“Would you like fair trade coffee or normal?” a barista once asked me.
Standing in a desolate service station, I had more reason than usual to despair at what is deemed normal.
“Err, fair trade please.”
“That’s an extra 15p, is that ok?”
I paid up. But it was not ok.
The message was clear: if you want fairness, you’re going to pay for it. Because that’s not in our business model: “normal” business is bleeding people dry.
I was reminded of this recently when the successful culmination of a year of campaigning for a living wage by staff at Ritzy Cinema in Brixton, south London, was followed promptly by a redundancy notice from the management at Picturehouse Cinemas.
Ritzy workers described it as a “vindictive retaliation”, and it’s easy to see why.
A year of leafleting, strikes, awareness-raising, and negotiations had come down to this: a living wage for those who make it through the 90 day ‘consultation period’ which will leave at least 20 of the 93 staff out of a job. The huge public backlash and calls for a boycott has now resulted in a dramatic U-turn from Picturehouse management: announcing that plans to sack staff have been shelved.
Both instances – a multinational coffee chain and an art-house cinema group now owned by one of the biggest (and growing) cinema businesses in Europe – represent a paradox. In both, a thin façade of a commitment to equity is belied by a refusal to genuinely embed the principle of paying workers a wage on which they can maintain a decent standard of living.
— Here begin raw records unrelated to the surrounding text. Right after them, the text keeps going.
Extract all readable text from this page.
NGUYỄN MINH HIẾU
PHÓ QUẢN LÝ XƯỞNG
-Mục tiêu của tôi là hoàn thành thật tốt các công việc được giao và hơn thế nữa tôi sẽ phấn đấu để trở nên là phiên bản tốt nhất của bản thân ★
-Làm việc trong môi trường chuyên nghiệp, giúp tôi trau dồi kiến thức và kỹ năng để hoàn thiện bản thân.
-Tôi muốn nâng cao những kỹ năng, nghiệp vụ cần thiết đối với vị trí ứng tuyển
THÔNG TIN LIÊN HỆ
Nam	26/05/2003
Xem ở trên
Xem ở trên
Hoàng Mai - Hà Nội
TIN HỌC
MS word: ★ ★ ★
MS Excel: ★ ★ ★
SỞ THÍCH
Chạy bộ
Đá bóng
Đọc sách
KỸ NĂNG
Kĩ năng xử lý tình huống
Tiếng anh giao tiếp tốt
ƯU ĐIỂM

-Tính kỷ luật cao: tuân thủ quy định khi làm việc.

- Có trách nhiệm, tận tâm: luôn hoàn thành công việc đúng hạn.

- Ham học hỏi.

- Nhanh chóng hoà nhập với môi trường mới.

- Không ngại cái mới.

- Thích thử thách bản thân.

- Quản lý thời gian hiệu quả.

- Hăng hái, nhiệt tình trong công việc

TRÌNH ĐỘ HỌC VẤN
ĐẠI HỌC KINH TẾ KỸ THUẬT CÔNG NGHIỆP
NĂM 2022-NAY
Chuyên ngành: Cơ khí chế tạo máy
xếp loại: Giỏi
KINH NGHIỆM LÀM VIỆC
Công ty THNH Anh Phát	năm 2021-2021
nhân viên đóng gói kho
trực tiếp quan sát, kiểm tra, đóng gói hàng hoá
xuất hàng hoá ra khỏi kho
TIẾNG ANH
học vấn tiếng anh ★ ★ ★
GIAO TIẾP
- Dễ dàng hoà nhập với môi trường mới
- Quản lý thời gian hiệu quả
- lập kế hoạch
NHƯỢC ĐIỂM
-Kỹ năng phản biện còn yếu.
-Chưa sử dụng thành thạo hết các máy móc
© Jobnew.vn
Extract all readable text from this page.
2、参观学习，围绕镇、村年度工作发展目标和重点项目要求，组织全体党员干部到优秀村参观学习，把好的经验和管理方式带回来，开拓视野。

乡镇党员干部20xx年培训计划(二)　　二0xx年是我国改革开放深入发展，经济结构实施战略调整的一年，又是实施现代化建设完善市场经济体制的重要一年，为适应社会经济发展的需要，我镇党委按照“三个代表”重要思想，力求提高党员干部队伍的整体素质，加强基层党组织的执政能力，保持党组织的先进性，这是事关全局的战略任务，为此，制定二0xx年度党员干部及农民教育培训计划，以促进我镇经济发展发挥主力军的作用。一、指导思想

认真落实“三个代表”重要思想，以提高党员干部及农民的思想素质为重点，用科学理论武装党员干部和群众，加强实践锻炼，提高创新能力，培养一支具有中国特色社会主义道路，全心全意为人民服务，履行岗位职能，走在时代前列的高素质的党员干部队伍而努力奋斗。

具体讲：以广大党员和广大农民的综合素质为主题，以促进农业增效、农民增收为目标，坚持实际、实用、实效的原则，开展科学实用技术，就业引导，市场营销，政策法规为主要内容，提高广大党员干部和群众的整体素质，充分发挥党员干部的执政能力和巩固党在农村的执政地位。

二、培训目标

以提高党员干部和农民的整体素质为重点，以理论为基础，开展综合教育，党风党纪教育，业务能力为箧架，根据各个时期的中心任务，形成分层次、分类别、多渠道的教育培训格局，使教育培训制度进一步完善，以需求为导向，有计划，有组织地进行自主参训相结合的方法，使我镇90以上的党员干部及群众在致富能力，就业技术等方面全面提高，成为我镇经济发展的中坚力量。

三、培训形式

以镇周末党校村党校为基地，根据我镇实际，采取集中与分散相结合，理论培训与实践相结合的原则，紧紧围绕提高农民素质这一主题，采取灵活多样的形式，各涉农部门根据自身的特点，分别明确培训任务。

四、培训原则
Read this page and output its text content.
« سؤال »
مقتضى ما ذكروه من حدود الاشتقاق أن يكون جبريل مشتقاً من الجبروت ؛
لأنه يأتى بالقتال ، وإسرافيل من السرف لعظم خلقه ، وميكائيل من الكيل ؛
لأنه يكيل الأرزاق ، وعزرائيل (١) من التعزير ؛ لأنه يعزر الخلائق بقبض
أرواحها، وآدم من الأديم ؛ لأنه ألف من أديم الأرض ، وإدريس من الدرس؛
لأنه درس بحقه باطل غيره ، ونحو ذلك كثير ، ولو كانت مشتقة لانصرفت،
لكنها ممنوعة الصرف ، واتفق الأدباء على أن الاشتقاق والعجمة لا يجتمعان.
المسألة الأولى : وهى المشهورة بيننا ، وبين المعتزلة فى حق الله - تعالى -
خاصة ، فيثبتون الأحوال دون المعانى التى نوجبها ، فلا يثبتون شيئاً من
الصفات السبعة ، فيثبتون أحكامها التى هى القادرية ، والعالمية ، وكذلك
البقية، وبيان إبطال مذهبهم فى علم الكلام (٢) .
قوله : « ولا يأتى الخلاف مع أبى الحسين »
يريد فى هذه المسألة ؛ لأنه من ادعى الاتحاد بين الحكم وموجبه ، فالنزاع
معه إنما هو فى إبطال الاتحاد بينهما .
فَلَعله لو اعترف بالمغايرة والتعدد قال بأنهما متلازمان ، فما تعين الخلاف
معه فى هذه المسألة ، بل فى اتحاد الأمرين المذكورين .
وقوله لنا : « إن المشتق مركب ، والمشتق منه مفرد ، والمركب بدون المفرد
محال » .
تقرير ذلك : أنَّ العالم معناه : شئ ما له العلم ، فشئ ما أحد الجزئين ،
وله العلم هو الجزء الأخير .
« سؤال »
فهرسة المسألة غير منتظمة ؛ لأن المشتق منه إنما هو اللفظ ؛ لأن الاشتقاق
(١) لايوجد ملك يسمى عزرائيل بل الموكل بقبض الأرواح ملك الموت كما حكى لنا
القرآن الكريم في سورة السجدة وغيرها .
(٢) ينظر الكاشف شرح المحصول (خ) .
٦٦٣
In that dichotomy lies the problem, and also the solution. The pressure which businesses feel – to be seen to be doing the right thing – is already there: and turning it up is the key.
The Living Wage is calculated on the basis of the minimum a person needs to cover basic living costs. Across the UK it’s set at £7.65 an hour, while in London it’s £8.80. For the majority of people on minimum wage around the UK that’s an extra £1.15 an hour. Not much, but it can make a huge difference to people’s lives.
The cost of living crisis across the UK is acute, with low pay and stagnant wages, rising living costs, and welfare cuts forcing people to use food banks. The Trussell Trust reported a 163 per cent surge in emergency food parcels in 2013-14: up from 347,000 to 913,000.
A large proportion of these people are in work – just some of the 5.2m people now in low-paid jobs (up 250,000 from last year). Raising wages is a fundamental lever in tackling in-work poverty and boosting the economy.
The Ritzy Living Wage campaign is an inspiring example of that call to action for raising wages. The workers received huge local support, with high-profile figures queuing up to give them their backing, from Eric Cantona to Monty Python’s Terry Jones, Russell Brand, Owen Jones, Will Self and directors Ken Loach and Mike Leigh.
As the Ritzy workers have shown, campaigning for the living wage effectively can not only bring direct results: it has a deeper normative effect across society.
Curzon Cinemas, which has been the subject of a similar dispute over wages for the past year, has just agreed to pay its staff the living wage. The fallout from the Picturehouse debacle is not hermetically sealed: the Ritzy staff’s fight may be more important than they know.
This was mirrored in Scotland just this week. There has been a longstanding campaign to get Celtic Football Club to adopt the living wage, led by the Celtic Trust. Despite a petition and widespread support, the club has not yet been amenable to the idea. But then suddenly, with no campaign, no pressure, no petition, their Scottish Premier League rival Hearts announced that it will become a living wage employer for its 150+ staff.
“Hearts supporters did not need to start a petition to get the club to pay the living wage, they just realised it was the right thing to do,” Peter Kelly, Co-Chair of the Scottish Living Wage Campaign, told me. “The more employers who sign up, the harder and harder it is for other employers to say that they cannot pay the living wage.”
“We believe that making the business case (which is undeniable) and bringing the voices of low paid workers to the fore are our best campaigning tools. We also know that increasing support and awareness within the general public, especially customers/stakeholders, is a really important aspect of the campaign.”
Football clubs south of the border are also coming under scrutiny, with Arsenal being urged to become a living wage employer by Islington Council – the first local authority in the UK to do so.
And the living wage is taking hold beyond local authorities and universities, which now represent 103 and 150 institutions paying the living wage, respectively. Some of the largest corporations in the world are signing up like Nestle, which employs over 8,000 workers.
Effective targeted campaigns work: but the ripples of progress they create are even more powerful.
Before the National Minimum Wage Act came into force in 1999, it was common to hear the same lines of argument which opponents of the living wage put forward. But the NMW is now not only enshrined legally, but accepted normatively across the political spectrum: it is a principle which, even if it was not in law, would be seen as necessary and desirable.
For dignity in work, for a prosperous economy and for a just society, living wages are a necessity. Wages which reflect basic living costs should never be a luxury, they should be “normal”.